コメッセージ 111号
今年も昨年に続いて市内の小学4年生の見学を受け入れていた時で、みんなわいわいがやがやとはしゃぎまわっている中でのことでしたが、その言葉を聞いてとっても嬉しくなりました。
田の緑の広がりや、心地よい風、水面にはアイガモ君達が泳いでいます・・・・・そんな風景を目の当たりにした時に彼の心に何かが働きかけてとっさに出てきたのでしょう。
その子は別に深い意味も、特段の考えもなくストレートに自分の思ったままを発したのでしょうけれど、それだけに私の心には強烈に響いているのです。
こうしたちっちゃくて純粋な感性を少しでも受け止めて育てていけたら農業の後継者不足もいくらか緩和されるかも・・・・ともあとになって思われたのですが、はてさて、現実はそんなに甘いものではないのです。
何の経験もない非農家の子弟がお米を作る農家になるには、まずそれなりの学校(農業高校、大学など)に通ったり指導農業士などの優秀な農家に長期実習に入って経験を積むこと、まずこれが大前提になりますが、これだけでは農業者として認められません。
農業者としてのお墨付き(公的機関の就農認定)を得るためには数年、およそ少なくても3~4年の勉強と経験のさらなる積み上げが必要となるでしょう。
それからやっと農地を購入して一人前の農家となれるはずなのですがところがどっこい、稲作経営で食べていくには「国が選別しつつ育てていこうとしている担い手農業者」になれる規模・・・・やっぱり10ha以上、いやもっと・・・・いや、いくらあってもダメかな・・・購入するにはまず数千万円は必要ですし、もちろん機械、施設なども揃えなければならないのでさらに負担は増えます。
借地や中古機械でやってゆくこともできますが、譲る側は離農を考えているわけですから何としても買って欲しいわけですよね。
それで地域で農協や自治体が出資して農地の流動化を促進するために農業振興公社等を設立して売買の仲介(公社が離農希望者から農地を買い取り担い手農家に一定期間リースし、力が付いた頃買い取りをしてもらう方法)をしていますが、売り手ばかりで買い手が極端に少ない状態で遅々として、その結果が見えてこないというのが実情です。
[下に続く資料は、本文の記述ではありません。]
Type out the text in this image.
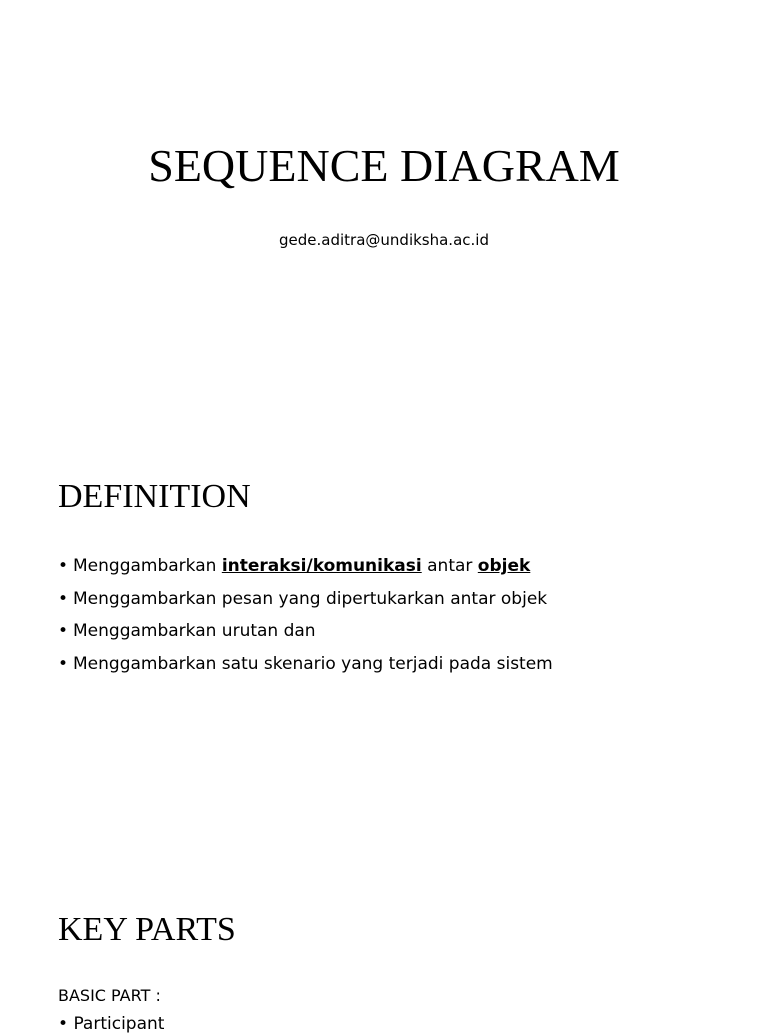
SEQUENCE DIAGRAM
gede.aditra@undiksha.ac.id
DEFINITION
• Menggambarkan interaksi/komunikasi antar objek
• Menggambarkan pesan yang dipertukarkan antar objek
• Menggambarkan urutan dan
• Menggambarkan satu skenario yang terjadi pada sistem
KEY PARTS
BASIC PART :
• Participant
結局、今の生産者米価では農地を増やしてまで田んぼを作ろうなんて人は皆無で、先の4年生の子が自分の将来を考える10年後ぐらいには農業政策や、農地法がダイナミックに変わって新規就農者がどんどん入ってくるようなことにならいかないかぎり日本の稲作の未来はないなぁ・・・・・・・・ つまり農業は世襲が一般的というのではなくて”やる気のあるヤツ”がやるべきということです。
私は北海道に渡って5代目の跡継ぎで、前述の苦労をせずにごくあたりまえのように親の農地を受け継いで(父からは借地)やってこれたから良かった?
けれど様々な知識、知恵、工夫を駆使することを要求される現代農業にあっては外からの新しい血・・・・・やる気のあるヤツを参入しやすくしてやること、まずこれを考えるべきでしょう・・・ ただし、”やる気のあるヤツ”の中に法人(株式会社等)をも含めるかどうかはまた別の問題ですが。
しかしこのやる気のあるヤツの見極めが難しいですね。
バブル真っ盛りの頃、私のすぐ隣の農家が道南地域でとりあえず農業者としての「権利」のある小売業者に所有農地を売却することになり、農業委員会が営農計画書を提出させたりして許可したのですが、10数年経過した現在、その農地はすっかり荒れ果て一部は不要物(ゴミ)置き場になってしまいました。
このことについてだ~れも責任をとらないし、用排水路を共用している私たち地域の農業者は困るし、さぞかし地の底では幾多の開拓者達が現代の愚か者達の愚行を嘆いて(あざけり笑って)いることでしょう。